Salmon and her colleagues also found differences in how men and women perceived casual sex. Women were more likely to be concerned with their partners’ sexual intentions and feel vulnerable. This finding, they said, supported a key tenet of evolutionary psychology known as parental investment theory.

Evolutionary psychology predicts that men and women will tend to have different mating strategies because of a simple fact: Women get pregnant and men do not. This fundamental asymmetry means men and women face different challenges in regards to their reproductive fitness (meaning the number of surviving offspring they produce.)

Women will tend to prefer long-term, committed mates, according to the theory, because gestation and breastfeeding force women to invest more time and resources in their children.

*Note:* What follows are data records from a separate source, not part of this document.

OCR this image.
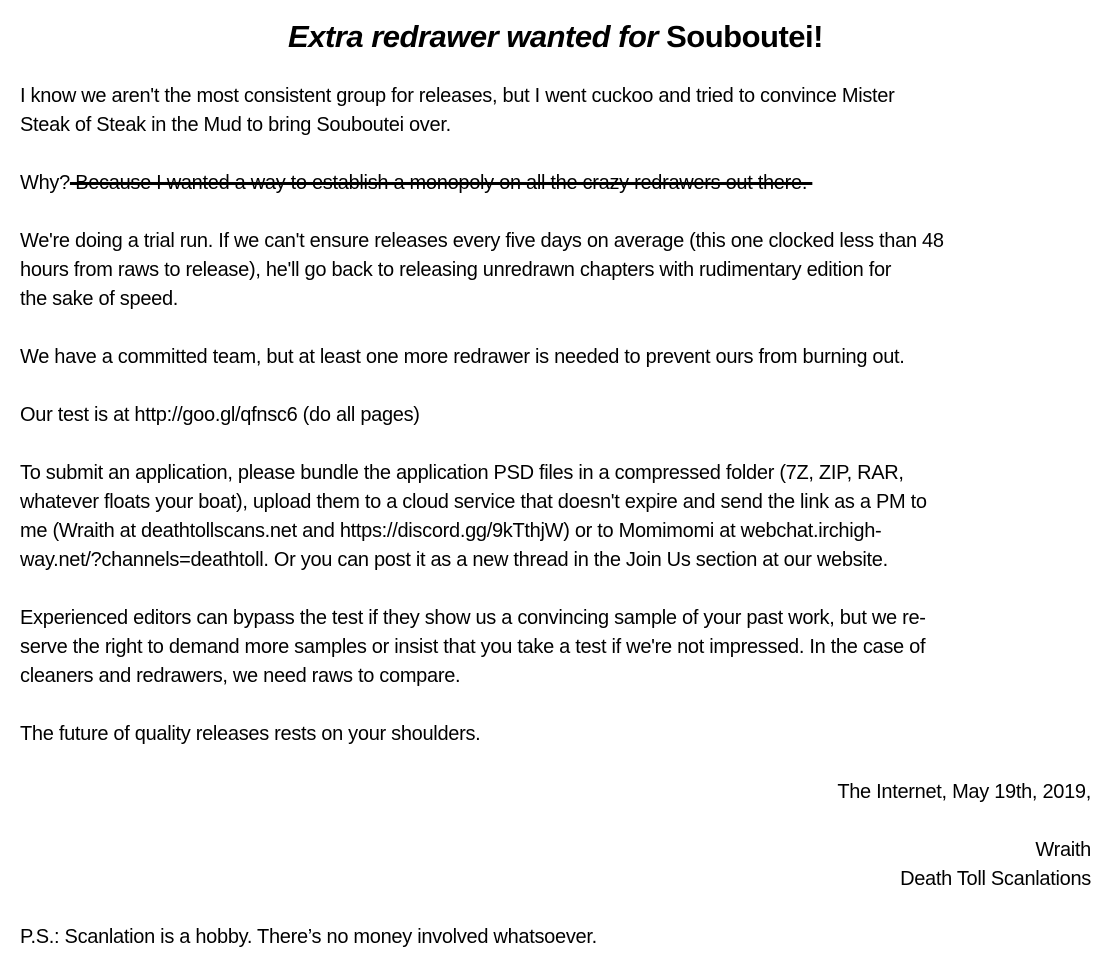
Extra redrawer wanted for Souboutei!
I know we aren't the most consistent group for releases, but I went cuckoo and tried to convince Mister
Steak of Steak in the Mud to bring Souboutei over.
Why? Because I wanted a way to establish a monopoly on all the crazy redrawers out there.
We're doing a trial run. If we can't ensure releases every five days on average (this one clocked less than 48
hours from raws to release), he'll go back to releasing unredrawn chapters with rudimentary edition for
the sake of speed.
We have a committed team, but at least one more redrawer is needed to prevent ours from burning out.
Our test is at http://goo.gl/qfnsc6 (do all pages)
To submit an application, please bundle the application PSD files in a compressed folder (7Z, ZIP, RAR,
whatever floats your boat), upload them to a cloud service that doesn't expire and send the link as a PM to
me (Wraith at deathtollscans.net and https://discord.gg/9kTthjW) or to Momimomi at webchat.irchigh-
way.net/?channels=deathtoll. Or you can post it as a new thread in the Join Us section at our website.
Experienced editors can bypass the test if they show us a convincing sample of your past work, but we re-
serve the right to demand more samples or insist that you take a test if we're not impressed. In the case of
cleaners and redrawers, we need raws to compare.
The future of quality releases rests on your shoulders.
The Internet, May 19th, 2019,
Wraith
Death Toll Scanlations
P.S.: Scanlation is a hobby. There’s no money involved whatsoever.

Salmon and her colleagues found that women were more likely than men to agree with statements such as “Whenever I have sex with someone, I wonder if sex was all he/she was after,” “If I have sex with someone I feel vulnerable afterwards,” and “If I have sex with someone I don’t really know, I would at least like to know he/she cares.”

“From a sexual strategies perspective, such reactions would be designed to make females cautious about engaging in sexual relations, particularly with men unwilling to invest time, affection, or resources,” the researchers wrote.